Snack Shack Parent Guide
Too raunchy for teens and too stupid for adults, this is a film without an audience.
Parent Movie Review
It’s another wide-open American summer in Nebraska City, 1991, and 14-year-old best friends A.J. (Conor Sherry) and Moose (Gabriel LaBelle) have big plans. They’ve been homebrewing beer in Moose’s basement, and they figure they can make enough money selling it to other underage drinkers to have a completely insane summer break. When Moose’s dad rumbles the operation, though, the boys are on thin ice and under strict instructions to get a real job.
Thinking outside the box, the boys clear out A.J.’s savings account and put in a bid with the city to run the Snack Shack at the local pool. They get off to a profitable start before their friendship gets a little rocky. New lifeguard, Brooke (Mika Abdalla), has turned both their empty little heads, and with tensions already high over the distribution of labor in the Shack, Moose and A.J. need to sort out their friendship, their priorities, and their plans for the summer.
Not to pick on the little things, but this movie doesn’t work. Neither of the lead actors or indeed, their characters, look or act fourteen years old (which would matter less if other characters didn’t constantly mention their age). Were the boys sixteen, the story might be believable; at fourteen, no suspension of disbelief is big enough for viewers to swallow what the script offers.
An even bigger issue is that our heroes are supremely irritating. The characters are long on flaws and short on endearing traits, and over the film’s slow runtime, I started resenting them. I must point out that this problem isn’t entirely implausible – I mean, when was the last time you spent two straight hours with a fourteen-year-old without getting annoyed? I’m being facetious, but the movie is almost as stupid as you remember your own adolescence to be. If you enjoyed being a teenager more than I did, maybe this film will just feel like golden-hued nostalgia.
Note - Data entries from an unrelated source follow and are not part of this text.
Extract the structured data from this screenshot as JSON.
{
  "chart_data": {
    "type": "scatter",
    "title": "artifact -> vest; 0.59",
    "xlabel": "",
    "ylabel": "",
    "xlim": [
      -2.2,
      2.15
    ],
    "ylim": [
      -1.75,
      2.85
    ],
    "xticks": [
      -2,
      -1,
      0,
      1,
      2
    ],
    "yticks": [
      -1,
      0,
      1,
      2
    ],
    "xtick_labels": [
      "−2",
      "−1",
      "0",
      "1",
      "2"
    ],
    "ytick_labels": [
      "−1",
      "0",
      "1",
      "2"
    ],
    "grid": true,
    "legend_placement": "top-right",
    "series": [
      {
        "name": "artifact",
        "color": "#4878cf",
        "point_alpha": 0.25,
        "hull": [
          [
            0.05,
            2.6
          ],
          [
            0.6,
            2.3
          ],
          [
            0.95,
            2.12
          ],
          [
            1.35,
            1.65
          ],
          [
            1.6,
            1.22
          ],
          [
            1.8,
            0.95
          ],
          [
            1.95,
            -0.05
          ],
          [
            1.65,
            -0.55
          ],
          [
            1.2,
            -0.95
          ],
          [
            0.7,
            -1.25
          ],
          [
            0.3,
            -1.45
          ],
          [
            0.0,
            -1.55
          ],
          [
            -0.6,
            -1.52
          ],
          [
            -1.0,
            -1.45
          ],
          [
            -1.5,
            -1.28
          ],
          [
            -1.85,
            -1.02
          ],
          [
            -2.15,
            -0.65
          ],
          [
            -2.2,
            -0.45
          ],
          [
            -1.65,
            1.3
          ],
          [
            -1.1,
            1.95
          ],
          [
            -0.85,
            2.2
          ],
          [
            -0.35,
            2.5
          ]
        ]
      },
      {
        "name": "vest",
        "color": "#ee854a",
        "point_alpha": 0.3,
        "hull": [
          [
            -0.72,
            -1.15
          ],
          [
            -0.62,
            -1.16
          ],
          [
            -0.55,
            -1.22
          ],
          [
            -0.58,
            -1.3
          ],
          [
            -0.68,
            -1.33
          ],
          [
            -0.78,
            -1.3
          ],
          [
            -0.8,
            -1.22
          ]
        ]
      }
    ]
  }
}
Leaving the teenagers alone for a minute, Snack Shack doesn’t score a home run for adult audiences. It’s tragically familiar, deviating not one inch from the formula you’d expect, which might be tolerable if the film managed to be funny at regular intervals, but I don’t think I cracked a smile between trailers and final credits. That’s a rough sell for a movie that already asks you to put up with nearly constant teen substance use and endless amounts of profanity (including over two hundred sexual expletives). The only thing that might make you think is wondering how the screenwriters managed to fit all the profanity in between the non-stop hormone-fuelled lust-a-thon going on over the new lifeguard.
Too raunchy for teenagers, too stupid for adults, and just generally directionless – I can’t find a reason to recommend this film to anyone. Frankly, I barely found a reason to stay awake beyond watching the profanity count bloom into the triple digits. Oh, and because I get paid to stick around in mediocre and monotonous films. Unless you’ve also found a sponsor, I recommend just taking a miss on the empty calories that fill Snack Shack.
Directed by Adam Carter Rehmeier. Starring Conor Sherry, Gabriel LaBelle, Mika Abdalla. Running time: 112 minutes. Theatrical release March 15, 2024. Updated October 29, 2024
Snack Shack
Rating & Content Info
Why is Snack Shack rated R? Snack Shack is rated R by the MPAA for pervasive language, alcohol and drug use, some sexual material and smoking - all involving teens
Violence: Teenagers are seen beating one another up, in one incident leaving characters visibly bloody. A traffic fatality is mentioned.
Sexual Content: Teens frequently have graphic discussions about sexual situations. Teens are seen kissing and groping one another.
Profanity: There are at least 201 sexual expletives, 73 scatological profanities, and frequent uses of mild curses and terms of deity.
Alcohol / Drug Use: Adult and teen characters are seen drinking socially. Teens brew their own alcohol. Teens are also seen smoking cigarettes and marijuana frequently.
Page last updated October 29, 2024
Home Video
Related home video titles:
Less raunchy, more relatable teen coming-of-age films include Eighth Grade, Napoleon Dynamite, Ferris Bueller’s Day Off, The Half of It, Boyhood, Stand by Me, Bend It Like Beckham, Mean Girls, and Are You There, God? It’s Me, Margaret.